I know......right?
The worst one I've had was a 372xp. I got it in a trade, it had puked the big end on the rod and was disassembled. The parts were loose in the box and little bits of the needle bearings were everywhere. I rebuilt it with a good used 371 crankshaft, new bearings, seals, gaskets, a good used 372 jug, and a new Meteor piston. I cut the squish band and ported it. She ended up being a great runner. Then I sold it.
After about ten tanks or so the owner contacted me and said it died. I had him to return it so I could fix it. I found a piece of that old needle bearing embedded in the bottom of the crankcase. I figured the it was hung in the air filter pleating and finally come loose. The top end was toast. I replaced it with an new OEM 372 top end, cut squish and ported......on my dime.

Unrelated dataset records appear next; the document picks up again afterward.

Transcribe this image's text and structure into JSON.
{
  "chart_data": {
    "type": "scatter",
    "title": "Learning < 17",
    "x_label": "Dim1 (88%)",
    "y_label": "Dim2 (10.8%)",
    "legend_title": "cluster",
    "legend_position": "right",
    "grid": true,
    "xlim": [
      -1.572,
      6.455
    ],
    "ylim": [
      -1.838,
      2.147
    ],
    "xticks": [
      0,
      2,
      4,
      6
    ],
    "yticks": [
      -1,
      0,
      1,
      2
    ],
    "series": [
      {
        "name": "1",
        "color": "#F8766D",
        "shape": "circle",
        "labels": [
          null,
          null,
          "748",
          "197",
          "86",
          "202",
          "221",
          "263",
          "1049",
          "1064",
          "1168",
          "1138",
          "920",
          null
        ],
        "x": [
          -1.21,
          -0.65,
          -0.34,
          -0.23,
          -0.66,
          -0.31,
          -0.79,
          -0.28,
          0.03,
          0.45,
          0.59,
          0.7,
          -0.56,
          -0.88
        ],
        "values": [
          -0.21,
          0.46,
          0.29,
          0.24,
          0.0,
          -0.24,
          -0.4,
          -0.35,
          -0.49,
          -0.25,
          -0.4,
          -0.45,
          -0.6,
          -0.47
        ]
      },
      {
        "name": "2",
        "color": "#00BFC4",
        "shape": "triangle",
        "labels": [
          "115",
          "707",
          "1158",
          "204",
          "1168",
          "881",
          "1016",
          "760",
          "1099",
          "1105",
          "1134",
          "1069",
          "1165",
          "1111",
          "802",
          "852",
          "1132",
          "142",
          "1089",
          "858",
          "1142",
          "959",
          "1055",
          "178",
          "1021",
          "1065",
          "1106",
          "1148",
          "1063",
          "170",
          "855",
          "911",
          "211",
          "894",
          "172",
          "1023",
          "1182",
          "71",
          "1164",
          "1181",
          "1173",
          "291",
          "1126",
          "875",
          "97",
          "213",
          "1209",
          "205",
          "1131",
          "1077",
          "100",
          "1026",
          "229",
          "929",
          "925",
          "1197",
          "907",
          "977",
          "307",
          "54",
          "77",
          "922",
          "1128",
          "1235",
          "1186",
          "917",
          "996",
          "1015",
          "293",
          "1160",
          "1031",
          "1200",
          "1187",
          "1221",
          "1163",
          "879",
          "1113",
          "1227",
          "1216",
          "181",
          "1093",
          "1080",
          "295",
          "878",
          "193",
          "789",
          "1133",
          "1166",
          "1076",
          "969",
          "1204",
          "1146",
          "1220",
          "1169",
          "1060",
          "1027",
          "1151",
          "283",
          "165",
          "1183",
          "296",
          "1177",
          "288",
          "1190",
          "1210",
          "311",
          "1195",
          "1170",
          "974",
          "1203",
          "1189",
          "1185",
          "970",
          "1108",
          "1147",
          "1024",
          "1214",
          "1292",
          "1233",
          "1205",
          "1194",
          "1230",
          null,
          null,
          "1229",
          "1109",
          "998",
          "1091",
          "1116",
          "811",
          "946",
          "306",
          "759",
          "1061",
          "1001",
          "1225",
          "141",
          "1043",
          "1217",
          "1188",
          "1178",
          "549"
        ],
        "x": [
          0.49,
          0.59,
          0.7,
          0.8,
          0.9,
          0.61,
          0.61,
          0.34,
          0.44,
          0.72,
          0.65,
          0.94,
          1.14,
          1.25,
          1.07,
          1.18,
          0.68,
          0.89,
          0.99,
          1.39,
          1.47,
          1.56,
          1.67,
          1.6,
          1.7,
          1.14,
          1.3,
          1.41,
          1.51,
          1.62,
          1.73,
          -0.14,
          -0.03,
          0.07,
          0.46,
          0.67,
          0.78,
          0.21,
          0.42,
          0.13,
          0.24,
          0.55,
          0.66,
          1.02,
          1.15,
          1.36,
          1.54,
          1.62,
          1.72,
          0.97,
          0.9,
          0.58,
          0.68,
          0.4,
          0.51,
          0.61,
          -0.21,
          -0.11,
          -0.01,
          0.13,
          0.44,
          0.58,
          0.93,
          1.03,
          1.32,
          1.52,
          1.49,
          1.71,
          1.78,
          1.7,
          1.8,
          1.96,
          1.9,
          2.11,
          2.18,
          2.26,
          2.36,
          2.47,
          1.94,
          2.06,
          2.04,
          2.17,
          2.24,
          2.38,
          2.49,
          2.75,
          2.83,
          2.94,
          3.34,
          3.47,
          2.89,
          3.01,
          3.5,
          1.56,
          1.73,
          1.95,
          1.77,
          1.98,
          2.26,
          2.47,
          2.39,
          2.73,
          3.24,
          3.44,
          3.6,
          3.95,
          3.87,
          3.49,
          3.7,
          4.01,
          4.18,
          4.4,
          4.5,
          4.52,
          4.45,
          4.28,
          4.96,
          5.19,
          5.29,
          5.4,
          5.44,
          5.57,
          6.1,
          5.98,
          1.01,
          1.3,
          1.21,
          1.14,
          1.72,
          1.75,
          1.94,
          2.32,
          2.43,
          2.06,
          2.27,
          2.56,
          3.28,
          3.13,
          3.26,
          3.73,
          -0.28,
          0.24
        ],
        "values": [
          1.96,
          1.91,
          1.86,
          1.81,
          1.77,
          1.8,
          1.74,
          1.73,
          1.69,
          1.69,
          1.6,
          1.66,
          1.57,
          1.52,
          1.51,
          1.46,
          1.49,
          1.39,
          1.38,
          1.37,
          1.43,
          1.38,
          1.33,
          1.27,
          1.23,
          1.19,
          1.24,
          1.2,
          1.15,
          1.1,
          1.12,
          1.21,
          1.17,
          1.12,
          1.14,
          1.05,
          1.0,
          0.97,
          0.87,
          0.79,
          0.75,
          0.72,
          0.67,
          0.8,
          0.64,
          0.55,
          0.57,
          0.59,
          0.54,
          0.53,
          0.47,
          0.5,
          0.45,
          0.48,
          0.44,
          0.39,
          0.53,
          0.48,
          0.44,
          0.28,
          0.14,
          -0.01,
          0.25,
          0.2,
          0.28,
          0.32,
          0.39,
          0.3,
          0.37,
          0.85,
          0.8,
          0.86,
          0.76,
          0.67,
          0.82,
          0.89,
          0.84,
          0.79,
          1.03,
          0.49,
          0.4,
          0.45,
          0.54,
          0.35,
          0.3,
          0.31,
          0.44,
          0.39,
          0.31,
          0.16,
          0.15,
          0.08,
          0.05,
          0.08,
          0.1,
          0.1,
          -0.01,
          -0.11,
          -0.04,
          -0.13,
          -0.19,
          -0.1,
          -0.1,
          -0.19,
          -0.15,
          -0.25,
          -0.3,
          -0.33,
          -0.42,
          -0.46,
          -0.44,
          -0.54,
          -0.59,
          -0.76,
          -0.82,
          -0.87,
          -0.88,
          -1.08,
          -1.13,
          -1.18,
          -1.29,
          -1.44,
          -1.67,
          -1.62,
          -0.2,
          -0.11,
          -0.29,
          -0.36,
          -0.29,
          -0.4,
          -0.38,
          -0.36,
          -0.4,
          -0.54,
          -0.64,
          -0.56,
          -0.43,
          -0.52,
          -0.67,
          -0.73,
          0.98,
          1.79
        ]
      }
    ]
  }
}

I sent Chris the saw back and it lasted about 6 tanks before it lost compression. I asked him to send it back again for me to fix......again. I was thinking by this time that the saw had a gremlin in it or something.
It had a broken ring and had trashed the top end again. I never could determine why it failed, but think I may have cracked the ring when I was putting it together. (That's the reason I put a nice bevel on the bottom of the bore these days)
I replaced that top end with a single ring 371 piston and OEM cylinder......cut squish and ported......so far it's still running, but Chris may call today about that demon saw.
If you do this stuff all the time there will be failures.......how you deal with those failures is what really matters though.